Bremen. Gerda Behrmann liebt ihr Zuhause. Seit 1949 lebt die Bremerin in einem sogenannten Kaisenhaus im Dauerkleingartengebiet "In den Hufen". Die Parzellenlandschaft bildet die grüne Grenze zwischen den Stadtteilen Walle und Findorff. In den vergangenen Jahren hat sich die beschauliche Nachbarschaft allerdings stark verändert. Immer häufiger stellt Gerda Behrmann fest, dass Gärten nicht gepflegt werden und Gebäude verfallen.
Diesen Eindruck bestätigen auch jüngste Erkenntnisse des Bremer Gutachterausschusses für Grundstückswerte. Die unabhängige Expertenrunde, die aus zwei Dutzend Fachleuten besteht, hat es sich zur Aufgabe gemacht, den Bremer Immobilienmarkt für die Öffentlichkeit transparent darzustellen. Jetzt hat das Gremium erstmals die Preisentwicklung in mehreren Dauerkleingartengebieten der Stadt untersucht. Der Ausschuss wertete ausschließlich Kaufverträge von Parzellen aus, die sich in privater Hand befinden. Gepachtete Grundstücke waren nicht Teil der Erhebung. Das Ergebnis ist eindeutig: "Das Interesse an Kleingärten geht zurück", sagt Ernst Dautert, ehrenamtlicher Vorsitzender des Gutachterausschusses. Das gelte besonders für Gebiete in Bremens Randbereichen.
Zu den am stärksten betroffenen Gegenden zählt das Kleingartengebiet "Hohweg". Dort waren im vergangenen Jahrzehnt Preisstürze bis zu 70 Prozent zu verzeichnen. Interessenten mussten zuletzt nur rund 3200 Euro berappen, wenn sie sich dort ihren Traum vom eigenen Gartengrundstück erfüllen wollten. Das zentrumsnahe Areal "Im Suhrfelde", das an Osterdeich und Erdbeerbrücke grenzt, hatte dagegen nur einen Preisverfall von 20 Prozent zu verkraften. Dort wechselt ein Garten im Schnitt für 9200 Euro den Besitzer. Im Kleingartengebiet "In den Hufen", wo Gerda Behrmann zu Hause ist, liegt der Preis für eine Parzelle in etwa bei 5100 Euro - ebenfalls bei fallender Tendenz.

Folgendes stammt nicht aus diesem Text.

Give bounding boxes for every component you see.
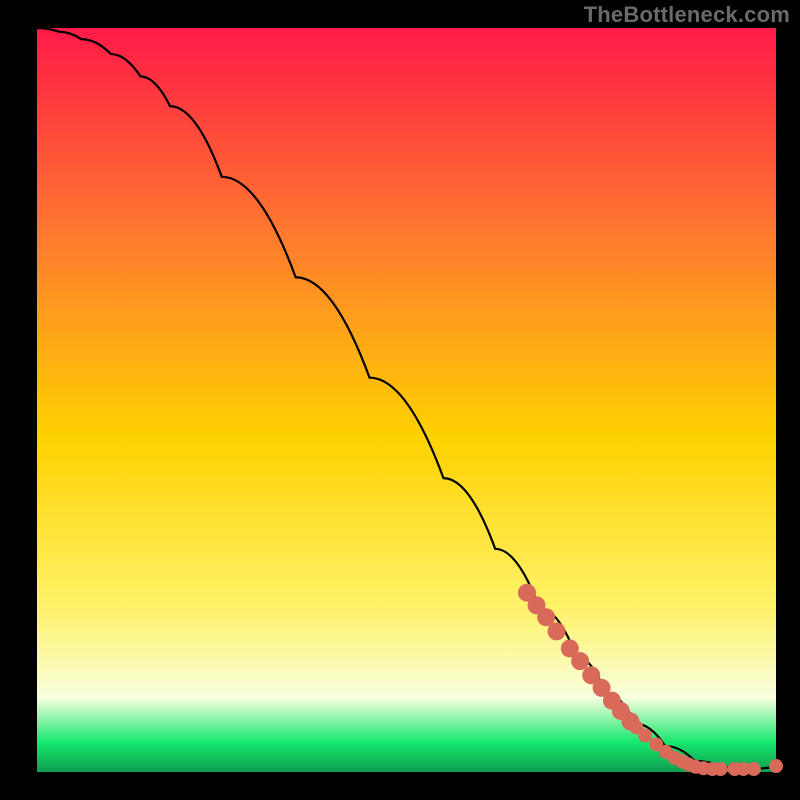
scatter-point [714, 762, 728, 776]
scatter-point [571, 652, 589, 670]
gradient-background [37, 28, 776, 772]
scatter-point [548, 622, 566, 640]
scatter-point [638, 729, 652, 743]
scatter-point [769, 759, 783, 773]
chart-frame: TheBottleneck.com [0, 0, 800, 800]
scatter-point [747, 762, 761, 776]
chart-svg [0, 0, 800, 800]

Zum Teil sind es bürokratische Vorgaben, die viele Menschen vor dem Kauf eines Grundstücks zurückschrecken lassen, glaubt die Rentnerin. Die 77-Jährige bewohnt ein sogenanntes Kaisenhaus, von denen es auf dem Areal Dutzende gibt. Diese Art von Behausung geht zurück auf den Bremer Nachkriegsbürgermeister Wilhelm Kaisen. Um die
Wohnungsnot im ausgebombten Bremen zu lindern, erließ er eine Notverordnung. Fast ohne Rücksicht auf bürokratische Vorgaben, sollte jeder ein Haus bauen, der es könne. Hunderte kleiner Wohngebäude entstanden daraufhin in Bremer Kleingartenkolonien. Zehntausende Menschen lebten in der Nachkriegszeit in solchen Kaisenhäusern. Heute ist das Wohnen in Kleingartengebieten weitgehend verboten. Kaisenhäuser bilden keine Ausnahme. Angestammte Bewohner wie Gerda Behrmann haben jedoch das Recht, weiter in den Gebäuden zu leben.

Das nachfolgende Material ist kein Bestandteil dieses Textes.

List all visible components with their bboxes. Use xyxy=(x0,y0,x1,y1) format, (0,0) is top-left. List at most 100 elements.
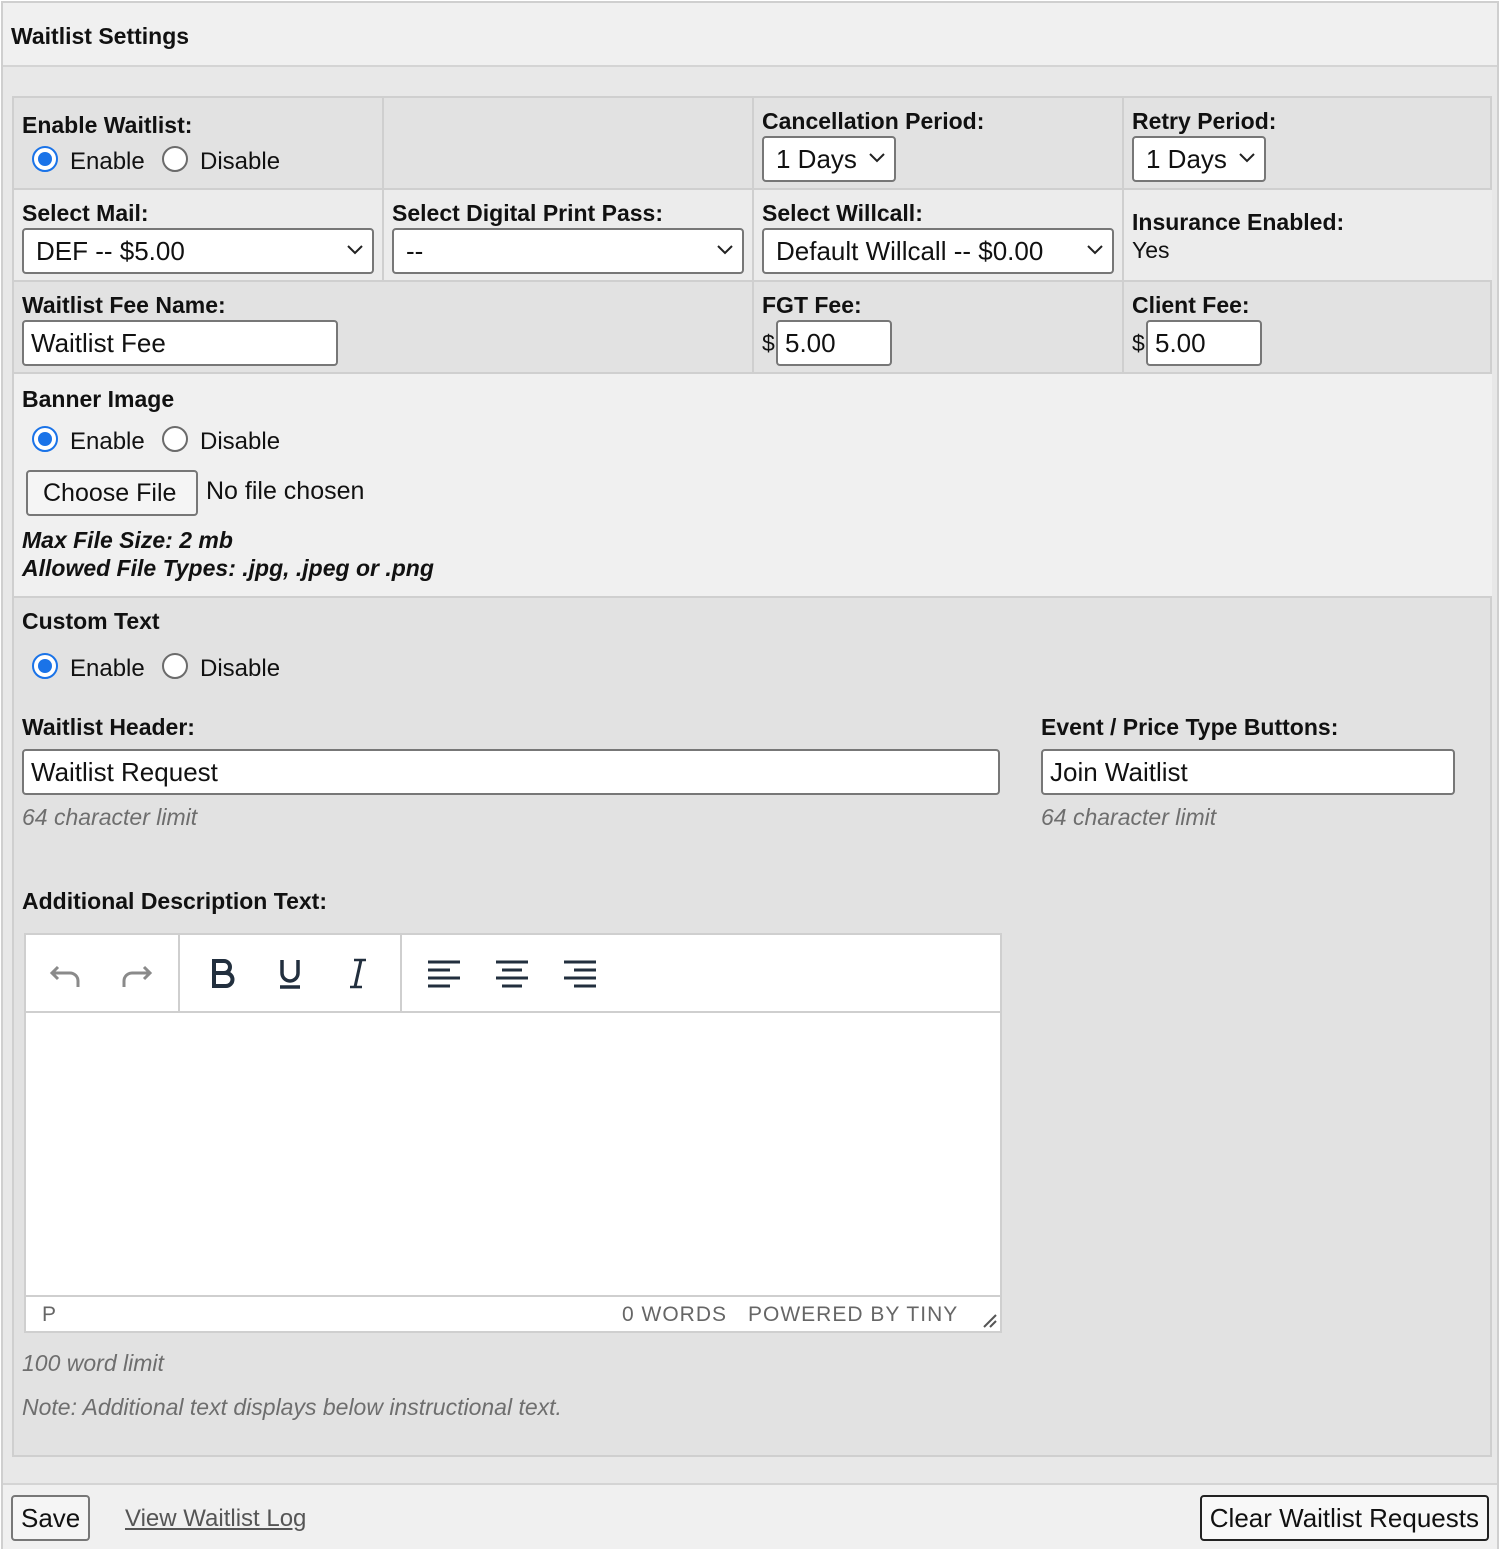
word-count[interactable]: 0 WORDS xyxy=(622,1303,727,1327)
enable-waitlist-cell: Enable Waitlist: Enable Disable xyxy=(14,98,384,190)
chevron-down-icon xyxy=(717,245,733,255)
event-buttons-label: Event / Price Type Buttons: xyxy=(1041,714,1339,740)
enable-waitlist-enable-radio[interactable] xyxy=(32,146,58,172)
waitlist-header-label: Waitlist Header: xyxy=(22,714,195,740)
cancellation-value: 1 Days xyxy=(776,144,857,174)
fgt-fee-input[interactable]: 5.00 xyxy=(776,320,892,366)
insurance-value: Yes xyxy=(1132,237,1170,263)
cancellation-cell: Cancellation Period: 1 Days xyxy=(754,98,1124,190)
client-fee-cell: Client Fee: $ 5.00 xyxy=(1124,282,1492,374)
client-fee-label: Client Fee: xyxy=(1132,292,1250,318)
banner-disable-label: Disable xyxy=(200,428,281,455)
waitlist-header-input[interactable]: Waitlist Request xyxy=(22,749,1000,795)
underline-icon[interactable] xyxy=(270,953,310,993)
print-pass-select[interactable]: -- xyxy=(392,228,744,274)
enable-waitlist-radios: Enable Disable xyxy=(32,146,372,176)
client-fee-input[interactable]: 5.00 xyxy=(1146,320,1262,366)
fgt-fee-label: FGT Fee: xyxy=(762,292,862,318)
custom-text-section: Custom Text Enable Disable Waitlist Head… xyxy=(14,598,1492,1455)
panel-title: Waitlist Settings xyxy=(11,23,190,49)
description-note: Note: Additional text displays below ins… xyxy=(22,1394,562,1420)
banner-radios: Enable Disable xyxy=(32,426,372,456)
panel-footer: Save View Waitlist Log Clear Waitlist Re… xyxy=(3,1483,1497,1549)
editor-toolbar xyxy=(26,935,1000,1013)
fee-name-input[interactable]: Waitlist Fee xyxy=(22,320,338,366)
willcall-select[interactable]: Default Willcall -- $0.00 xyxy=(762,228,1114,274)
fee-name-cell: Waitlist Fee Name: Waitlist Fee xyxy=(14,282,754,374)
print-pass-label: Select Digital Print Pass: xyxy=(392,200,663,226)
banner-enable-radio[interactable] xyxy=(32,426,58,452)
align-center-icon[interactable] xyxy=(492,953,532,993)
save-button[interactable]: Save xyxy=(11,1495,91,1541)
italic-icon[interactable] xyxy=(338,953,378,993)
view-waitlist-log-link[interactable]: View Waitlist Log xyxy=(125,1505,306,1533)
max-file-size: Max File Size: 2 mb xyxy=(22,527,233,553)
banner-disable-radio[interactable] xyxy=(162,426,188,452)
undo-icon[interactable] xyxy=(46,953,86,993)
powered-by-tiny[interactable]: POWERED BY TINY xyxy=(748,1303,958,1327)
clear-waitlist-requests-button[interactable]: Clear Waitlist Requests xyxy=(1199,1495,1489,1541)
custom-text-radios: Enable Disable xyxy=(32,653,372,683)
custom-text-label: Custom Text xyxy=(22,608,160,634)
custom-text-disable-radio[interactable] xyxy=(162,653,188,679)
bold-icon[interactable] xyxy=(202,953,242,993)
allowed-file-types: Allowed File Types: .jpg, .jpeg or .png xyxy=(22,555,434,581)
mail-cell: Select Mail: DEF -- $5.00 xyxy=(14,190,384,282)
willcall-cell: Select Willcall: Default Willcall -- $0.… xyxy=(754,190,1124,282)
fee-name-label: Waitlist Fee Name: xyxy=(22,292,226,318)
print-pass-value: -- xyxy=(406,236,424,266)
mail-label: Select Mail: xyxy=(22,200,149,226)
client-fee-currency: $ xyxy=(1132,330,1145,356)
waitlist-settings-panel: Waitlist Settings Enable Waitlist: Enabl… xyxy=(1,1,1499,1549)
chevron-down-icon xyxy=(1087,245,1103,255)
event-buttons-input[interactable]: Join Waitlist xyxy=(1041,749,1455,795)
chevron-down-icon xyxy=(1239,153,1255,163)
choose-file-button[interactable]: Choose File xyxy=(26,470,198,516)
settings-form: Enable Waitlist: Enable Disable Cancella… xyxy=(12,96,1492,1457)
event-buttons-hint: 64 character limit xyxy=(1041,804,1217,830)
enable-waitlist-enable-label: Enable xyxy=(70,148,145,175)
print-pass-cell: Select Digital Print Pass: -- xyxy=(384,190,754,282)
align-right-icon[interactable] xyxy=(560,953,600,993)
banner-section: Banner Image Enable Disable Choose File … xyxy=(14,374,1492,598)
description-label: Additional Description Text: xyxy=(22,888,327,914)
insurance-label: Insurance Enabled: xyxy=(1132,209,1345,235)
custom-text-enable-radio[interactable] xyxy=(32,653,58,679)
element-path[interactable]: P xyxy=(42,1303,56,1327)
retry-value: 1 Days xyxy=(1146,144,1227,174)
mail-value: DEF -- $5.00 xyxy=(36,236,185,266)
enable-waitlist-disable-radio[interactable] xyxy=(162,146,188,172)
insurance-cell: Insurance Enabled: Yes xyxy=(1124,190,1492,282)
retry-label: Retry Period: xyxy=(1132,108,1277,134)
enable-waitlist-label: Enable Waitlist: xyxy=(22,112,193,138)
file-status: No file chosen xyxy=(206,477,365,505)
redo-icon[interactable] xyxy=(116,953,156,993)
retry-select[interactable]: 1 Days xyxy=(1132,136,1266,182)
fgt-fee-cell: FGT Fee: $ 5.00 xyxy=(754,282,1124,374)
fgt-fee-currency: $ xyxy=(762,330,775,356)
chevron-down-icon xyxy=(347,245,363,255)
custom-text-disable-label: Disable xyxy=(200,655,281,682)
banner-enable-label: Enable xyxy=(70,428,145,455)
mail-select[interactable]: DEF -- $5.00 xyxy=(22,228,374,274)
retry-cell: Retry Period: 1 Days xyxy=(1124,98,1492,190)
toolbar-separator xyxy=(178,935,180,1011)
toolbar-separator xyxy=(400,935,402,1011)
align-left-icon[interactable] xyxy=(424,953,464,993)
editor-content-area[interactable] xyxy=(26,1013,1000,1295)
empty-cell xyxy=(384,98,754,190)
custom-text-enable-label: Enable xyxy=(70,655,145,682)
editor-statusbar: P 0 WORDS POWERED BY TINY xyxy=(26,1295,1000,1331)
waitlist-header-hint: 64 character limit xyxy=(22,804,198,830)
cancellation-select[interactable]: 1 Days xyxy=(762,136,896,182)
chevron-down-icon xyxy=(869,153,885,163)
willcall-value: Default Willcall -- $0.00 xyxy=(776,236,1044,266)
word-limit-hint: 100 word limit xyxy=(22,1350,164,1376)
cancellation-label: Cancellation Period: xyxy=(762,108,985,134)
willcall-label: Select Willcall: xyxy=(762,200,923,226)
resize-handle-icon[interactable] xyxy=(980,1311,998,1329)
banner-label: Banner Image xyxy=(22,386,175,412)
panel-header: Waitlist Settings xyxy=(3,3,1497,67)
rich-text-editor: P 0 WORDS POWERED BY TINY xyxy=(24,933,1002,1333)
enable-waitlist-disable-label: Disable xyxy=(200,148,281,175)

"Wenn ich das Grundstück verkaufen oder vererben würde, müsste das Haus allerdings abgerissen werden", erklärt sie. In den meisten Fällen übernimmt die Stadtgemeinde Bremen diese Aufgabe. Allerdings kann es mitunter dauern, bis die Behörden aktiv werden. Man habe "im Rahmen der verfügbaren Haushaltsmittel" zu agieren, heißt es in einer Dienstanweisung des Bauressorts. Auch einen Rechtsanspruch auf die Übernahme der Abbrucharbeiten durch die Stadt gibt es nicht. Solchen Unwägbarkeiten wollen sich viele potenzielle Käufer nicht aussetzen, glaubt Gerda Behrmann.
Heinz-Günther Urban, Vorsitzender des Kleingartenvereins "Hufe" e.V., hat noch eine weitere Theorie für den schleppenden Verkauf der Gartengrundstücke. Mancher Besitzer spekuliere womöglich darauf, dass das Gebiet, auf dem sich seine Parzelle befindet, irgendwann zu Bauland umgewidmet wird. Damit würde sich der Grundstückspreis schlagartig erhöhen. "Besonders wahrscheinlich ist dieses Szenario in den meisten Fällen allerdings nicht", glaubt Urban.